With ARPA-E's funding, Berkeley Lab is testing µPMUs in four electric utilities' service territories. When the pilot installations are complete, there will be one at each partner utility. About 10 µPMUs will be split over one or two distribution feeders at each site. In addition, seven µPMUs have been or will be installed on one of Berkeley Lab's distribution feeders (Figure 2). Data from the devices are collected wirelessly and sent via a 4G network to a database on the UC Berkeley campus. The testing will last two years. Stewart and her colleagues are also modeling distribution circuits, and will use data from the field tests to validate their model.

"One application of this research will be to understand what happens when a microgrid synchronizes and desynchronizes from the electric grid," says Stewart.

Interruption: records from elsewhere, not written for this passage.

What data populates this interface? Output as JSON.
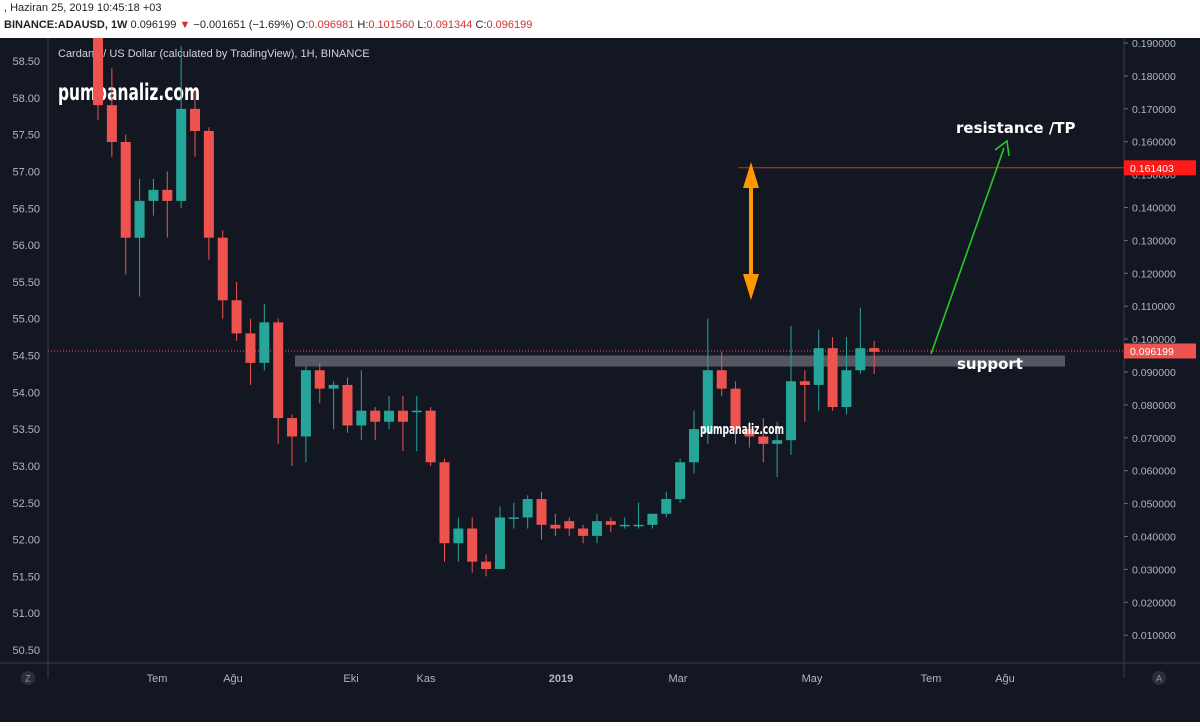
{
  "header": {
    "timestamp": ", Haziran 25, 2019 10:45:18 +03",
    "symbol": "BINANCE:ADAUSD, 1W",
    "last": "0.096199",
    "change": "−0.001651 (−1.69%)",
    "open_label": "O:",
    "open": "0.096981",
    "high_label": "H:",
    "high": "0.101560",
    "low_label": "L:",
    "low": "0.091344",
    "close_label": "C:",
    "close": "0.096199"
  },
  "colors": {
    "background": "#131722",
    "up": "#26a69a",
    "down": "#ef5350",
    "resistance": "#ff1a1a",
    "arrow_up": "#22cc22",
    "double_arrow": "#ff9800",
    "support_band": "#6b6e78"
  },
  "chart_data": {
    "type": "candlestick",
    "title": "Cardano / US Dollar (calculated by TradingView), 1H, BINANCE",
    "watermark": "pumpanaliz.com",
    "left_axis": {
      "ticks": [
        "58.50",
        "58.00",
        "57.50",
        "57.00",
        "56.50",
        "56.00",
        "55.50",
        "55.00",
        "54.50",
        "54.00",
        "53.50",
        "53.00",
        "52.50",
        "52.00",
        "51.50",
        "51.00",
        "50.50"
      ]
    },
    "right_axis": {
      "ticks": [
        "0.190000",
        "0.180000",
        "0.170000",
        "0.160000",
        "0.150000",
        "0.140000",
        "0.130000",
        "0.120000",
        "0.110000",
        "0.100000",
        "0.090000",
        "0.080000",
        "0.070000",
        "0.060000",
        "0.050000",
        "0.040000",
        "0.030000",
        "0.020000",
        "0.010000"
      ]
    },
    "x_axis": {
      "ticks": [
        "Tem",
        "Ağu",
        "Eki",
        "Kas",
        "2019",
        "Mar",
        "May",
        "Tem",
        "Ağu"
      ],
      "corner_left": "Z",
      "corner_right": "A"
    },
    "y_range": [
      50.2,
      58.9
    ],
    "candles": [
      {
        "o": 58.9,
        "h": 58.9,
        "l": 57.7,
        "c": 57.9
      },
      {
        "o": 57.9,
        "h": 58.4,
        "l": 57.2,
        "c": 57.4
      },
      {
        "o": 57.4,
        "h": 57.5,
        "l": 55.6,
        "c": 56.1
      },
      {
        "o": 56.1,
        "h": 56.9,
        "l": 55.3,
        "c": 56.6
      },
      {
        "o": 56.6,
        "h": 56.9,
        "l": 56.4,
        "c": 56.75
      },
      {
        "o": 56.75,
        "h": 57.0,
        "l": 56.1,
        "c": 56.6
      },
      {
        "o": 56.6,
        "h": 58.7,
        "l": 56.5,
        "c": 57.85
      },
      {
        "o": 57.85,
        "h": 58.1,
        "l": 57.2,
        "c": 57.55
      },
      {
        "o": 57.55,
        "h": 57.6,
        "l": 55.8,
        "c": 56.1
      },
      {
        "o": 56.1,
        "h": 56.2,
        "l": 55.0,
        "c": 55.25
      },
      {
        "o": 55.25,
        "h": 55.5,
        "l": 54.7,
        "c": 54.8
      },
      {
        "o": 54.8,
        "h": 55.0,
        "l": 54.1,
        "c": 54.4
      },
      {
        "o": 54.4,
        "h": 55.2,
        "l": 54.3,
        "c": 54.95
      },
      {
        "o": 54.95,
        "h": 55.0,
        "l": 53.3,
        "c": 53.65
      },
      {
        "o": 53.65,
        "h": 53.7,
        "l": 53.0,
        "c": 53.4
      },
      {
        "o": 53.4,
        "h": 54.35,
        "l": 53.05,
        "c": 54.3
      },
      {
        "o": 54.3,
        "h": 54.4,
        "l": 53.85,
        "c": 54.05
      },
      {
        "o": 54.05,
        "h": 54.15,
        "l": 53.5,
        "c": 54.1
      },
      {
        "o": 54.1,
        "h": 54.2,
        "l": 53.45,
        "c": 53.55
      },
      {
        "o": 53.55,
        "h": 54.3,
        "l": 53.35,
        "c": 53.75
      },
      {
        "o": 53.75,
        "h": 53.8,
        "l": 53.35,
        "c": 53.6
      },
      {
        "o": 53.6,
        "h": 53.95,
        "l": 53.5,
        "c": 53.75
      },
      {
        "o": 53.75,
        "h": 53.95,
        "l": 53.2,
        "c": 53.6
      },
      {
        "o": 53.75,
        "h": 53.95,
        "l": 53.2,
        "c": 53.75
      },
      {
        "o": 53.75,
        "h": 53.8,
        "l": 53.0,
        "c": 53.05
      },
      {
        "o": 53.05,
        "h": 53.1,
        "l": 51.7,
        "c": 51.95
      },
      {
        "o": 51.95,
        "h": 52.3,
        "l": 51.7,
        "c": 52.15
      },
      {
        "o": 52.15,
        "h": 52.3,
        "l": 51.55,
        "c": 51.7
      },
      {
        "o": 51.7,
        "h": 51.8,
        "l": 51.5,
        "c": 51.6
      },
      {
        "o": 51.6,
        "h": 52.45,
        "l": 51.6,
        "c": 52.3
      },
      {
        "o": 52.3,
        "h": 52.5,
        "l": 52.15,
        "c": 52.3
      },
      {
        "o": 52.3,
        "h": 52.6,
        "l": 52.15,
        "c": 52.55
      },
      {
        "o": 52.55,
        "h": 52.65,
        "l": 52.0,
        "c": 52.2
      },
      {
        "o": 52.2,
        "h": 52.35,
        "l": 52.05,
        "c": 52.15
      },
      {
        "o": 52.25,
        "h": 52.3,
        "l": 52.05,
        "c": 52.15
      },
      {
        "o": 52.15,
        "h": 52.2,
        "l": 51.95,
        "c": 52.05
      },
      {
        "o": 52.05,
        "h": 52.35,
        "l": 51.95,
        "c": 52.25
      },
      {
        "o": 52.25,
        "h": 52.3,
        "l": 52.1,
        "c": 52.2
      },
      {
        "o": 52.2,
        "h": 52.3,
        "l": 52.15,
        "c": 52.2
      },
      {
        "o": 52.2,
        "h": 52.5,
        "l": 52.15,
        "c": 52.2
      },
      {
        "o": 52.2,
        "h": 52.35,
        "l": 52.15,
        "c": 52.35
      },
      {
        "o": 52.35,
        "h": 52.65,
        "l": 52.3,
        "c": 52.55
      },
      {
        "o": 52.55,
        "h": 53.1,
        "l": 52.5,
        "c": 53.05
      },
      {
        "o": 53.05,
        "h": 53.75,
        "l": 52.9,
        "c": 53.5
      },
      {
        "o": 53.45,
        "h": 55.0,
        "l": 53.3,
        "c": 54.3
      },
      {
        "o": 54.3,
        "h": 54.55,
        "l": 53.95,
        "c": 54.05
      },
      {
        "o": 54.05,
        "h": 54.15,
        "l": 53.3,
        "c": 53.5
      },
      {
        "o": 53.5,
        "h": 53.6,
        "l": 53.25,
        "c": 53.4
      },
      {
        "o": 53.4,
        "h": 53.65,
        "l": 53.05,
        "c": 53.3
      },
      {
        "o": 53.3,
        "h": 53.6,
        "l": 52.85,
        "c": 53.35
      },
      {
        "o": 53.35,
        "h": 54.9,
        "l": 53.15,
        "c": 54.15
      },
      {
        "o": 54.15,
        "h": 54.3,
        "l": 53.6,
        "c": 54.1
      },
      {
        "o": 54.1,
        "h": 54.85,
        "l": 53.75,
        "c": 54.6
      },
      {
        "o": 54.6,
        "h": 54.75,
        "l": 53.75,
        "c": 53.8
      },
      {
        "o": 53.8,
        "h": 54.75,
        "l": 53.7,
        "c": 54.3
      },
      {
        "o": 54.3,
        "h": 55.15,
        "l": 54.25,
        "c": 54.6
      },
      {
        "o": 54.6,
        "h": 54.7,
        "l": 54.25,
        "c": 54.55
      }
    ],
    "last_price_label": "0.096199",
    "resistance": {
      "label": "resistance /TP",
      "price_label": "0.161403",
      "value": 57.05
    },
    "support": {
      "label": "support",
      "low": 54.35,
      "high": 54.5
    },
    "watermark_small": "pumpanaliz.com"
  }
}
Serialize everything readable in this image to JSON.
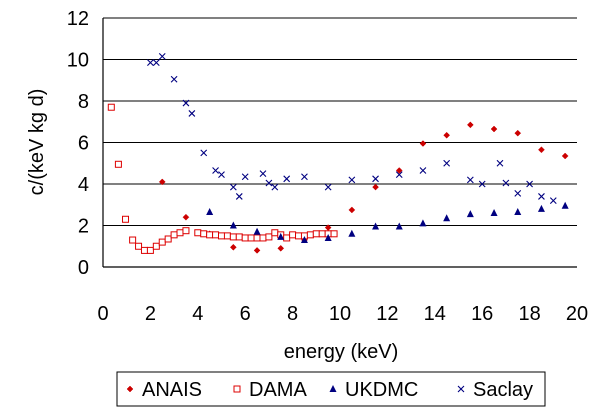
{
  "chart_data": {
    "type": "scatter",
    "title": "",
    "xlabel": "energy (keV)",
    "ylabel": "c/(keV kg d)",
    "xlim": [
      0,
      20
    ],
    "ylim": [
      0,
      12
    ],
    "x_ticks": [
      0,
      2,
      4,
      6,
      8,
      10,
      12,
      14,
      16,
      18,
      20
    ],
    "y_ticks": [
      0,
      2,
      4,
      6,
      8,
      10,
      12
    ],
    "grid": "horizontal",
    "legend_position": "bottom",
    "series": [
      {
        "name": "ANAIS",
        "marker": "diamond",
        "color": "#cc0000",
        "points": [
          [
            2.5,
            4.1
          ],
          [
            3.5,
            2.4
          ],
          [
            4.5,
            1.6
          ],
          [
            5.5,
            0.95
          ],
          [
            6.5,
            0.8
          ],
          [
            7.5,
            0.9
          ],
          [
            8.5,
            1.3
          ],
          [
            9.5,
            1.9
          ],
          [
            10.5,
            2.75
          ],
          [
            11.5,
            3.85
          ],
          [
            12.5,
            4.65
          ],
          [
            13.5,
            5.95
          ],
          [
            14.5,
            6.35
          ],
          [
            15.5,
            6.85
          ],
          [
            16.5,
            6.65
          ],
          [
            17.5,
            6.45
          ],
          [
            18.5,
            5.65
          ],
          [
            19.5,
            5.35
          ]
        ]
      },
      {
        "name": "DAMA",
        "marker": "square",
        "color": "#dd0000",
        "points": [
          [
            0.35,
            7.7
          ],
          [
            0.65,
            4.95
          ],
          [
            0.95,
            2.3
          ],
          [
            1.25,
            1.3
          ],
          [
            1.5,
            1.0
          ],
          [
            1.75,
            0.8
          ],
          [
            2.0,
            0.8
          ],
          [
            2.25,
            1.0
          ],
          [
            2.5,
            1.2
          ],
          [
            2.75,
            1.35
          ],
          [
            3.0,
            1.55
          ],
          [
            3.25,
            1.65
          ],
          [
            3.5,
            1.75
          ],
          [
            4.0,
            1.65
          ],
          [
            4.25,
            1.6
          ],
          [
            4.5,
            1.55
          ],
          [
            4.75,
            1.55
          ],
          [
            5.0,
            1.5
          ],
          [
            5.25,
            1.5
          ],
          [
            5.5,
            1.45
          ],
          [
            5.75,
            1.45
          ],
          [
            6.0,
            1.4
          ],
          [
            6.25,
            1.4
          ],
          [
            6.5,
            1.4
          ],
          [
            6.75,
            1.4
          ],
          [
            7.0,
            1.45
          ],
          [
            7.25,
            1.65
          ],
          [
            7.5,
            1.55
          ],
          [
            7.75,
            1.4
          ],
          [
            8.0,
            1.55
          ],
          [
            8.25,
            1.5
          ],
          [
            8.5,
            1.5
          ],
          [
            8.75,
            1.55
          ],
          [
            9.0,
            1.6
          ],
          [
            9.25,
            1.6
          ],
          [
            9.5,
            1.6
          ],
          [
            9.75,
            1.6
          ]
        ]
      },
      {
        "name": "UKDMC",
        "marker": "triangle",
        "color": "#000080",
        "points": [
          [
            4.5,
            2.65
          ],
          [
            5.5,
            2.0
          ],
          [
            6.5,
            1.7
          ],
          [
            7.5,
            1.45
          ],
          [
            8.5,
            1.3
          ],
          [
            9.5,
            1.4
          ],
          [
            10.5,
            1.6
          ],
          [
            11.5,
            1.95
          ],
          [
            12.5,
            1.95
          ],
          [
            13.5,
            2.1
          ],
          [
            14.5,
            2.35
          ],
          [
            15.5,
            2.55
          ],
          [
            16.5,
            2.6
          ],
          [
            17.5,
            2.65
          ],
          [
            18.5,
            2.8
          ],
          [
            19.5,
            2.95
          ]
        ]
      },
      {
        "name": "Saclay",
        "marker": "x",
        "color": "#000080",
        "points": [
          [
            2.0,
            9.85
          ],
          [
            2.25,
            9.85
          ],
          [
            2.5,
            10.15
          ],
          [
            3.0,
            9.05
          ],
          [
            3.5,
            7.9
          ],
          [
            3.75,
            7.4
          ],
          [
            4.25,
            5.5
          ],
          [
            4.75,
            4.65
          ],
          [
            5.0,
            4.45
          ],
          [
            5.5,
            3.85
          ],
          [
            5.75,
            3.4
          ],
          [
            6.0,
            4.35
          ],
          [
            6.75,
            4.5
          ],
          [
            7.0,
            4.05
          ],
          [
            7.25,
            3.85
          ],
          [
            7.75,
            4.25
          ],
          [
            8.5,
            4.35
          ],
          [
            9.5,
            3.85
          ],
          [
            10.5,
            4.2
          ],
          [
            11.5,
            4.25
          ],
          [
            12.5,
            4.45
          ],
          [
            13.5,
            4.65
          ],
          [
            14.5,
            5.0
          ],
          [
            15.5,
            4.2
          ],
          [
            16.0,
            4.0
          ],
          [
            16.75,
            5.0
          ],
          [
            17.0,
            4.05
          ],
          [
            17.5,
            3.55
          ],
          [
            18.0,
            4.0
          ],
          [
            18.5,
            3.4
          ],
          [
            19.0,
            3.2
          ]
        ]
      }
    ]
  }
}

The measurements can help coordinate resources between microgrids and the electric grid.

The research will also evaluate whether the systems could improve the management of demand response. "A goal of the study is characterizing the loads during demand resources," Stewart notes. "When customers turn loads on and off at the same time, it could affect the state of the grid.

Microsynchrophasor measurements are ideal for detecting and locating faults that might lead to instabilities on the grid resulting from sudden imbalances in supply and demand." They also have the potential to help system operators better manage the use of intermittent renewable sources of power, and to help match supply to demand through demand response programs and grid storage.